I have always believed in the thought process that if you surround yourself with happy people and try to maintain happy thoughts that you truly will live a happy life.  I have always found mindfulness when it comes to happiness a particularly difficult emotion to hold on to as I am always too busy remembering something I did wrong or something that I wished I could change.  I know I have said before that I really am grateful for my life as it is in this moment and I wouldn't change anything about it but I still find myself lingering on memories which threaten to remove all traces of happiness because even in my mind I blow them out of proportion.

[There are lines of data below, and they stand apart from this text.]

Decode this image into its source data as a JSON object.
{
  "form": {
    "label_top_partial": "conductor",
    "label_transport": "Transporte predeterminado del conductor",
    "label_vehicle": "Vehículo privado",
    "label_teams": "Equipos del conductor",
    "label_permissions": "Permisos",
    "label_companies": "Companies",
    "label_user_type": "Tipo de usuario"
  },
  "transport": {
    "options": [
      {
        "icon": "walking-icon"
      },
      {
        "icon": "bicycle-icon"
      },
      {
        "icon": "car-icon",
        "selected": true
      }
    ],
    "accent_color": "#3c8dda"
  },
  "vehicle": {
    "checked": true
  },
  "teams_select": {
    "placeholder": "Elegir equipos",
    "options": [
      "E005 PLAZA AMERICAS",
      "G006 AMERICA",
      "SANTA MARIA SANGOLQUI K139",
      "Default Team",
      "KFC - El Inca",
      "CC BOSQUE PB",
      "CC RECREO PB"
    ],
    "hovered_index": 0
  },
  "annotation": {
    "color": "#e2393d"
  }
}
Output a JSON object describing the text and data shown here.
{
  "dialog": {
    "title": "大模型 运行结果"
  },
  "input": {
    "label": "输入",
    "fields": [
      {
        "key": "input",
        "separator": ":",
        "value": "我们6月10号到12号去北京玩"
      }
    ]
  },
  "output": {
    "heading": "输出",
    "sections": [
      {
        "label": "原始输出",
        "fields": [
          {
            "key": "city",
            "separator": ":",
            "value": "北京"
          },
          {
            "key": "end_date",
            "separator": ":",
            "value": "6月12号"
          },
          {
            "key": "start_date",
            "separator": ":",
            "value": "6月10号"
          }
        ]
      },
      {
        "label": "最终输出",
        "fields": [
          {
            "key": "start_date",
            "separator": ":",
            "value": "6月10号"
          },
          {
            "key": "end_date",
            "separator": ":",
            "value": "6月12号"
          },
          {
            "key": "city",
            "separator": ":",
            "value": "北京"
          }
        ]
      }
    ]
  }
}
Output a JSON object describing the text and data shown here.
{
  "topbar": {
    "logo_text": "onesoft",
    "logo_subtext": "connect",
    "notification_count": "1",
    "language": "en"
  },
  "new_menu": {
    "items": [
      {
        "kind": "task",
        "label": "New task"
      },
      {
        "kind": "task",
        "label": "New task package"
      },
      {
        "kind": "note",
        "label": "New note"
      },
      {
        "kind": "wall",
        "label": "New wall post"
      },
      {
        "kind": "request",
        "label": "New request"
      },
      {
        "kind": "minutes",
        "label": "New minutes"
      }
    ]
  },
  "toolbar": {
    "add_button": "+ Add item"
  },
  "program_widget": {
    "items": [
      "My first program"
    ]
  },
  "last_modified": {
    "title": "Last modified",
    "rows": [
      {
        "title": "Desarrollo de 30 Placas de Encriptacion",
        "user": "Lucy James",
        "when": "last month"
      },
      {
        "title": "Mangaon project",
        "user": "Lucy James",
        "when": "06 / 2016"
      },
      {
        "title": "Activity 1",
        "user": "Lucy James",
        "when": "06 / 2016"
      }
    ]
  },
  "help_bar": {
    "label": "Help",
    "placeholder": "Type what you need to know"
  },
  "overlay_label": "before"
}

There is always that one person though that puts a downer on everything.  I sometimes think that amongst my friends, that person is me and maybe I am being harsh but it's what I mostly know to be true.  In my life, I definitely have at least one person who really does blow things out of proportion.  Usually I can keep my calm (sort of) but this week I have found them particularly draining.  My hormones have been all over the place and having my son in nursery has not helped.  Having my guard down and listening to someone drivel on about all of their misfortune (from years ago) and of the things I could do to improve myself did not make for easy listening and it really is hard to stay present and in the moment when you have such a distraction.   Thankfully though, as exhausting as my week has been and as difficult as it was enduring someone so obviously unhappy with their lives I got to spend my entire long weekend with my boys before I start back at work next week.

Despite the fact the weather was so rubbish this weekend and my son having a viral infection, the three of us got to spend some serious quality time together and I would like to think my son appreciated our time.  I just wish it wasn't the end of my maternity leave so soon!